Dakota nodded. “That’s right… back then… everyone got a glimpse of their possible future. That was the nature of it, right? I’ve gotta say… for someone like Sylvia? That was impressive. She really got me… I saw what I was like… before. The real me. Stripped of Nick’s love and affection. Stripped of what little goodness I still had in me back then. I saw what awaited me… and I tried to reject it. I didn’t want to go back… back to that.”
She squeezed her cane tightly. But now she didn’t have a choice.
Mary was stunned by Dakota’s revelation. “That… then… then Dakota, that… that’s wonderful! Don’t you see? You knew! You knew that you didn’t want to be this way!” She gushed. “You could feel that it was wrong, you tried to reject it-!”

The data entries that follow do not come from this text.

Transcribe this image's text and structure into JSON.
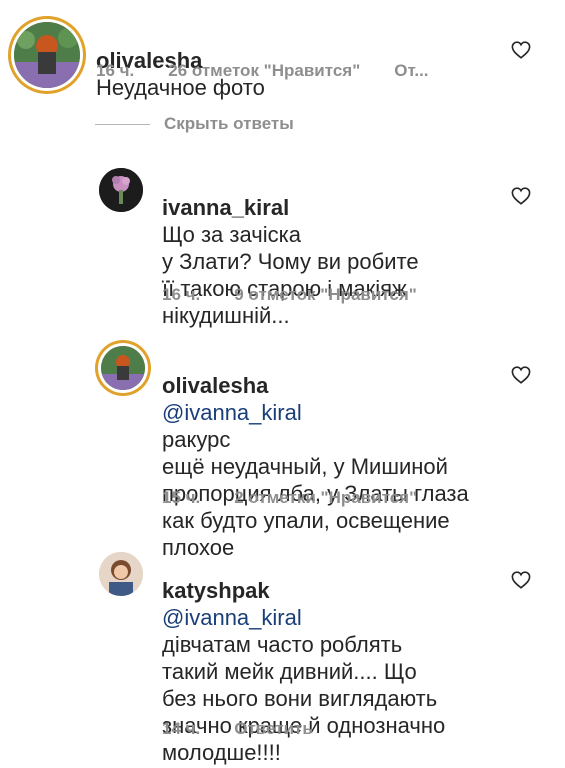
{
  "comments": [
    {
      "username": "olivalesha",
      "mention": "",
      "text": "Неудачное фото",
      "time": "16 ч.",
      "likes": "26 отметок \"Нравится\"",
      "action": "От...",
      "avatar_icon": "profile-photo-icon"
    },
    {
      "username": "ivanna_kiral",
      "mention": "",
      "text": "Що за зачіска\nу Злати? Чому ви робите\nїї такою старою і макіяж\nнікудишній...",
      "time": "16 ч.",
      "likes": "9 отметок \"Нравится\"",
      "action": "",
      "avatar_icon": "profile-photo-icon"
    },
    {
      "username": "olivalesha",
      "mention": "@ivanna_kiral",
      "text": "ракурс\nещё неудачный, у Мишиной\nпропорция лба, у Златы глаза\nкак будто упали, освещение\nплохое",
      "time": "15 ч.",
      "likes": "2 отметки \"Нравится\"",
      "action": "",
      "avatar_icon": "profile-photo-icon"
    },
    {
      "username": "katyshpak",
      "mention": "@ivanna_kiral",
      "text": "\nдівчатам часто роблять\nтакий мейк дивний.... Що\nбез нього вони виглядають\nзначно краще й однозначно\nмолодше!!!!",
      "time": "14 ч.",
      "likes": "",
      "action": "Ответить",
      "avatar_icon": "profile-photo-icon"
    }
  ],
  "hide_replies_label": "Скрыть ответы",
  "colors": {
    "text": "#262626",
    "muted": "#8e8e8e",
    "mention": "#1a3e7a",
    "story_ring": "#e0a22a"
  }
}
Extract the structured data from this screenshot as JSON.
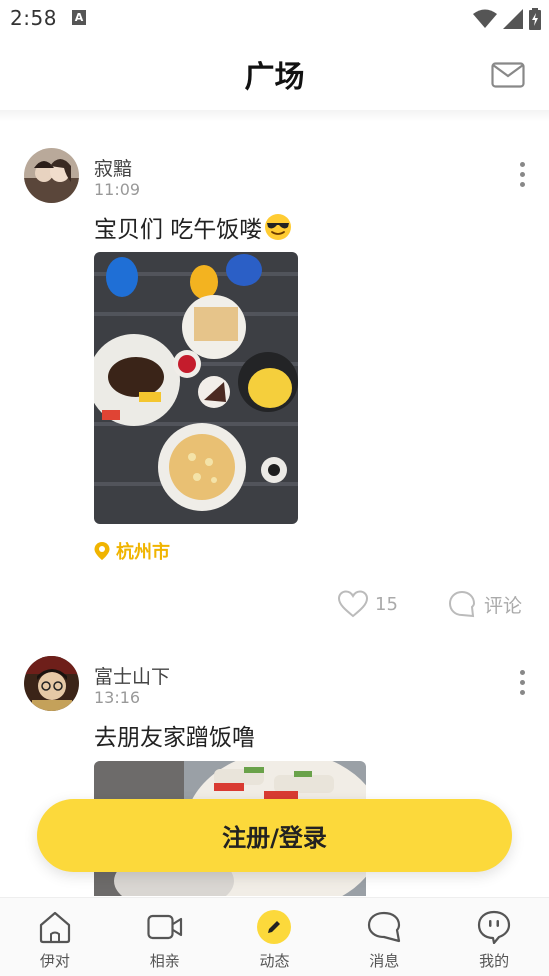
{
  "status_bar": {
    "time": "2:58",
    "notif_letter": "A"
  },
  "header": {
    "title": "广场",
    "mail_icon": "mail-icon"
  },
  "posts": [
    {
      "username": "寂黯",
      "time": "11:09",
      "text": "宝贝们 吃午饭喽",
      "emoji": "sunglasses-emoji",
      "location": "杭州市",
      "likes": "15",
      "comment_label": "评论"
    },
    {
      "username": "富士山下",
      "time": "13:16",
      "text": "去朋友家蹭饭噜"
    }
  ],
  "login_button": {
    "label": "注册/登录"
  },
  "tabs": [
    {
      "label": "伊对",
      "icon": "home-icon"
    },
    {
      "label": "相亲",
      "icon": "video-camera-icon"
    },
    {
      "label": "动态",
      "icon": "pencil-icon"
    },
    {
      "label": "消息",
      "icon": "chat-bubble-icon"
    },
    {
      "label": "我的",
      "icon": "profile-face-icon"
    }
  ],
  "colors": {
    "accent": "#fcd93b",
    "location": "#f0b400"
  }
}
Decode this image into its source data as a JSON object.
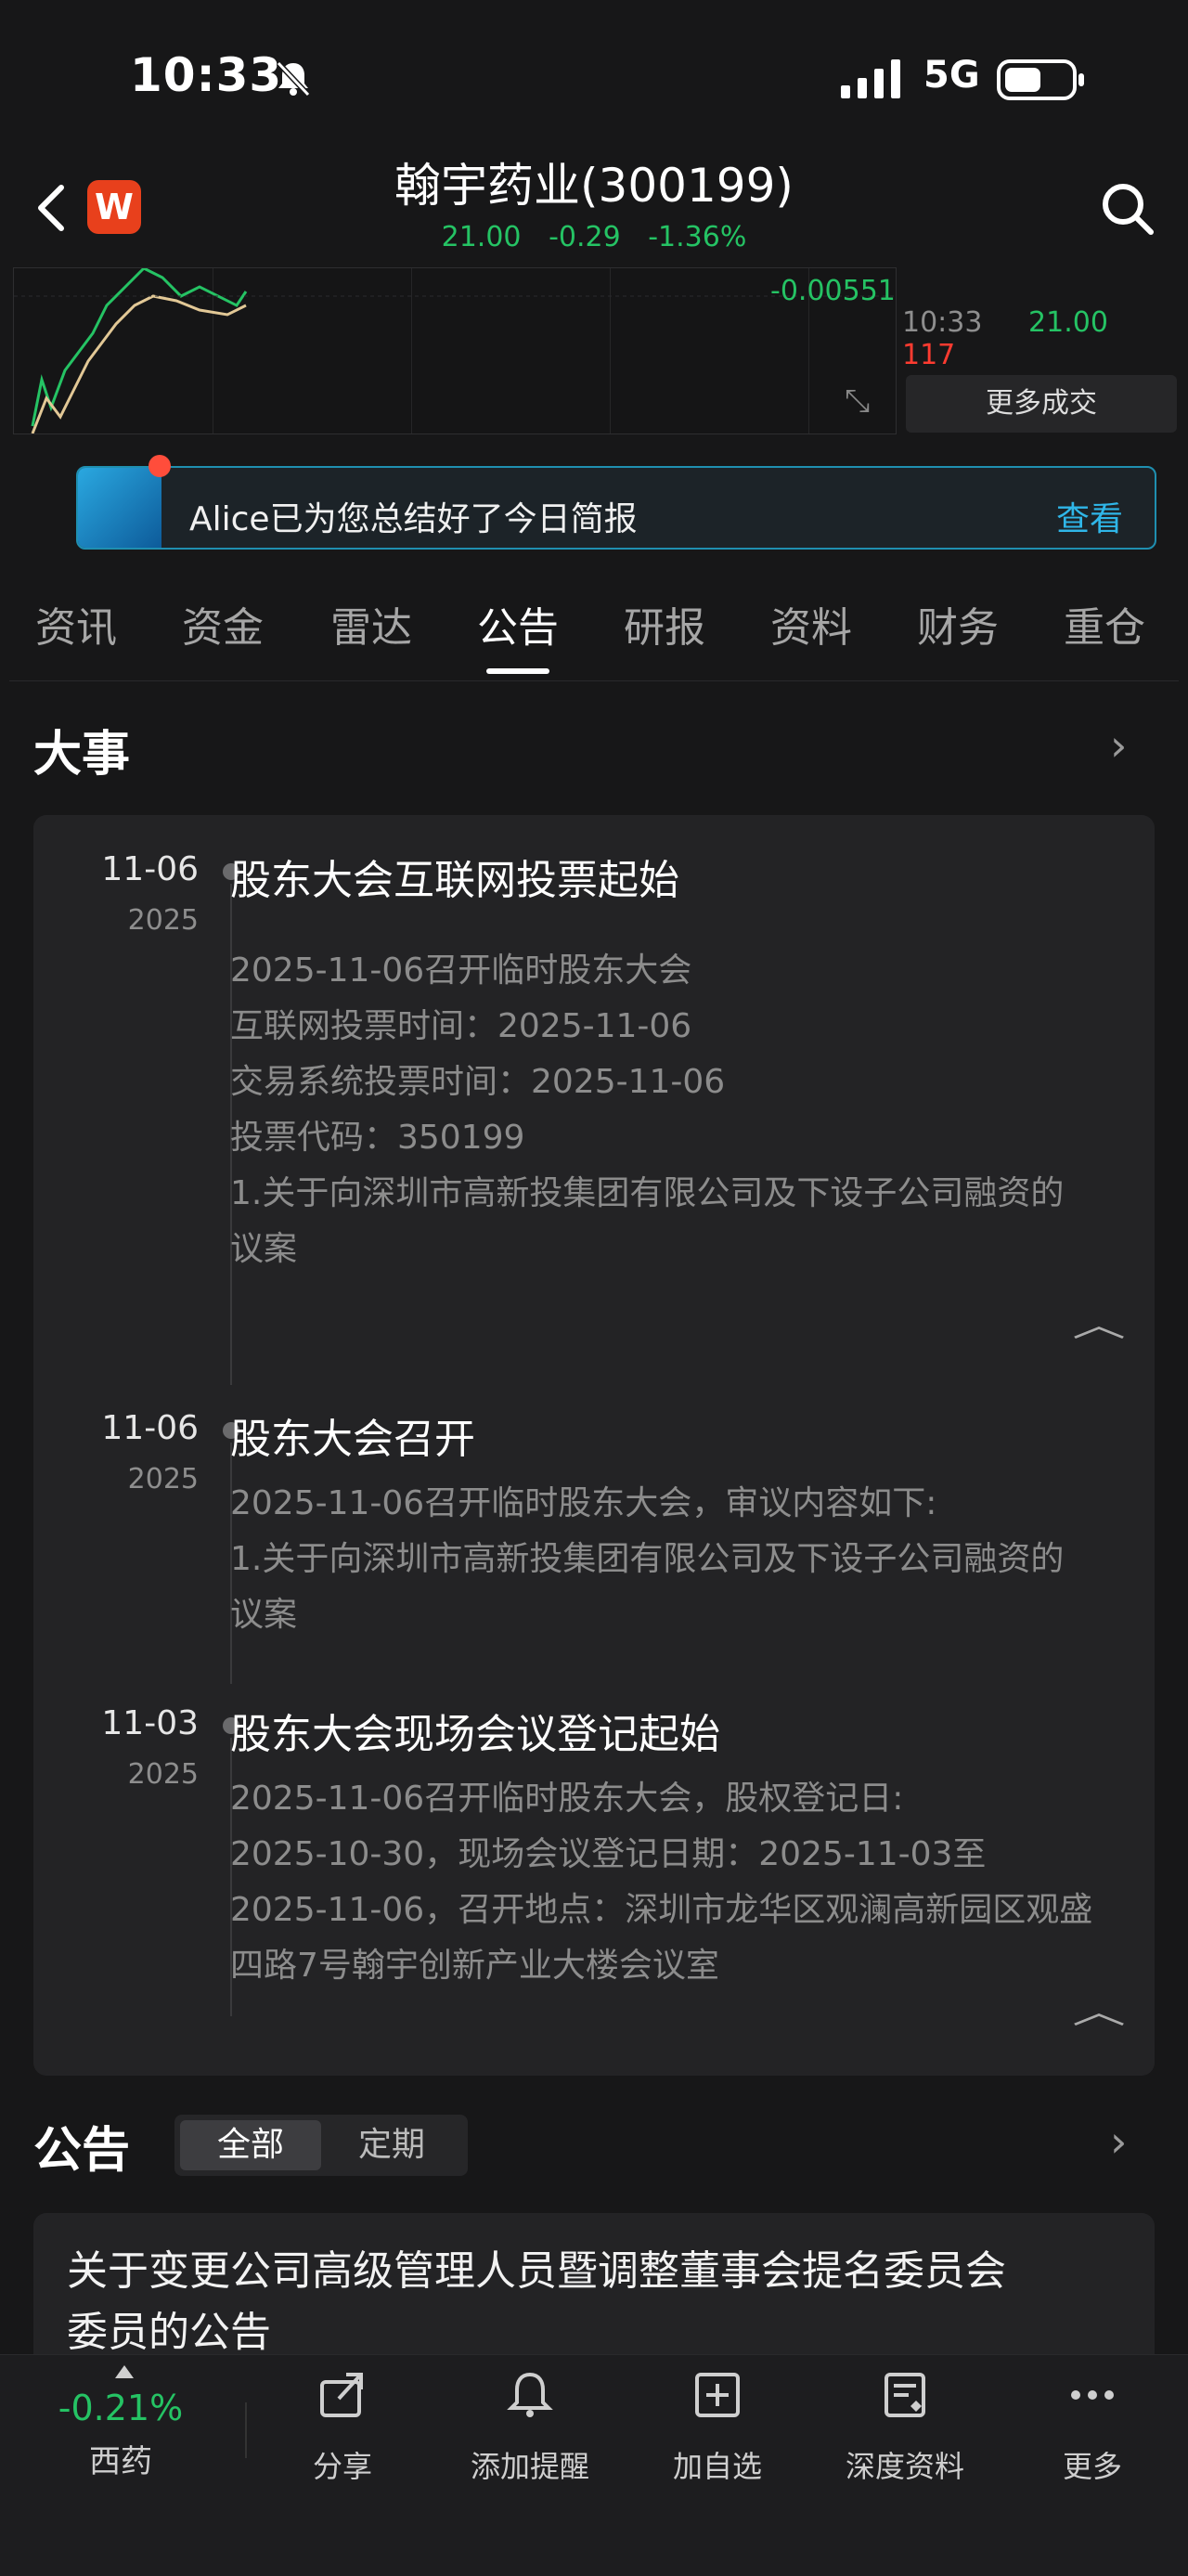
{
  "status_bar": {
    "time": "10:33",
    "network": "5G"
  },
  "header": {
    "title": "翰宇药业(300199)",
    "price": "21.00",
    "change": "-0.29",
    "change_pct": "-1.36%",
    "logo_text": "W"
  },
  "chart": {
    "axis_value": "-0.00551",
    "trade_time": "10:33",
    "trade_price": "21.00",
    "trade_volume": "117",
    "more_deals_label": "更多成交"
  },
  "banner": {
    "text": "Alice已为您总结好了今日简报",
    "action": "查看"
  },
  "tabs": [
    "资讯",
    "资金",
    "雷达",
    "公告",
    "研报",
    "资料",
    "财务",
    "重仓"
  ],
  "active_tab": "公告",
  "events": {
    "title": "大事",
    "items": [
      {
        "date": "11-06",
        "year": "2025",
        "title": "股东大会互联网投票起始",
        "lines": [
          "2025-11-06召开临时股东大会",
          "互联网投票时间：2025-11-06",
          "交易系统投票时间：2025-11-06",
          "投票代码：350199",
          "1.关于向深圳市高新投集团有限公司及下设子公司融资的",
          "议案"
        ]
      },
      {
        "date": "11-06",
        "year": "2025",
        "title": "股东大会召开",
        "lines": [
          "2025-11-06召开临时股东大会，审议内容如下:",
          "1.关于向深圳市高新投集团有限公司及下设子公司融资的",
          "议案"
        ]
      },
      {
        "date": "11-03",
        "year": "2025",
        "title": "股东大会现场会议登记起始",
        "lines": [
          "2025-11-06召开临时股东大会，股权登记日:",
          "2025-10-30，现场会议登记日期：2025-11-03至",
          "2025-11-06，召开地点：深圳市龙华区观澜高新园区观盛",
          "四路7号翰宇创新产业大楼会议室"
        ]
      }
    ]
  },
  "announcements": {
    "title": "公告",
    "filters": [
      "全部",
      "定期"
    ],
    "active_filter": "全部",
    "first_title_lines": [
      "关于变更公司高级管理人员暨调整董事会提名委员会",
      "委员的公告"
    ]
  },
  "bottom_bar": {
    "sector_change": "-0.21%",
    "sector_name": "西药",
    "items": [
      "分享",
      "添加提醒",
      "加自选",
      "深度资料",
      "更多"
    ]
  },
  "colors": {
    "down_green": "#25c364",
    "up_red": "#ff3b30",
    "accent_blue": "#2fb6e8"
  }
}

“So fucking what!?” Dakota erupted, slamming Mary back into her seat through sheer **** of emotion. “How does any of that change ANYTHING about anything!? Maybe once, I’d hoped that I could put all those terrible things I’d done behind me, but that’s over now! This IS who I am, I’m the host! It’s my role to give Nick everything he wants, to guide him into the person the audience wants him to be, the person he needs to be! I thought I could just ignore what I’d done, but I can’t! That’s all part of me, Mary, and all your measly little prayers won’t make any difference whatsoever!”
“That’s not true,” Mary replied, refusing to cow to the outburst of emotion pouring out of the other woman. “The only thing that matters is what you choose to do now, Dakota. The Lord can forgive all sins. No matter what bad things you’ve done in the past, if you feel remorse for them in your heart and seek His forgiveness, then you can be absolved.”
Dakota began scraping her nails again. “And what if I don’t want to be absolved?” She hissed. “Maybe this is what I’m meant to be?”
“You mean it’s your penance?” Mary questioned. “So you’re willing to stay here, alone, suffering, to atone for the damage you’ve done? That would certainly be fitting, I suppose… but is that what you want?”
Silence held lease over the confession booth once more.
“…What I want doesn’t matter,” Dakota finally muttered out. “It never has. That’s the thing with you religious types, right? God’s ‘divine plan’? What’s that saying? ‘The Lord works in mysterious ways’? As if to imply that we’re all just pawns, puppets, acting out our lives for his cosmic amusement, when he KNOWS what will happen.”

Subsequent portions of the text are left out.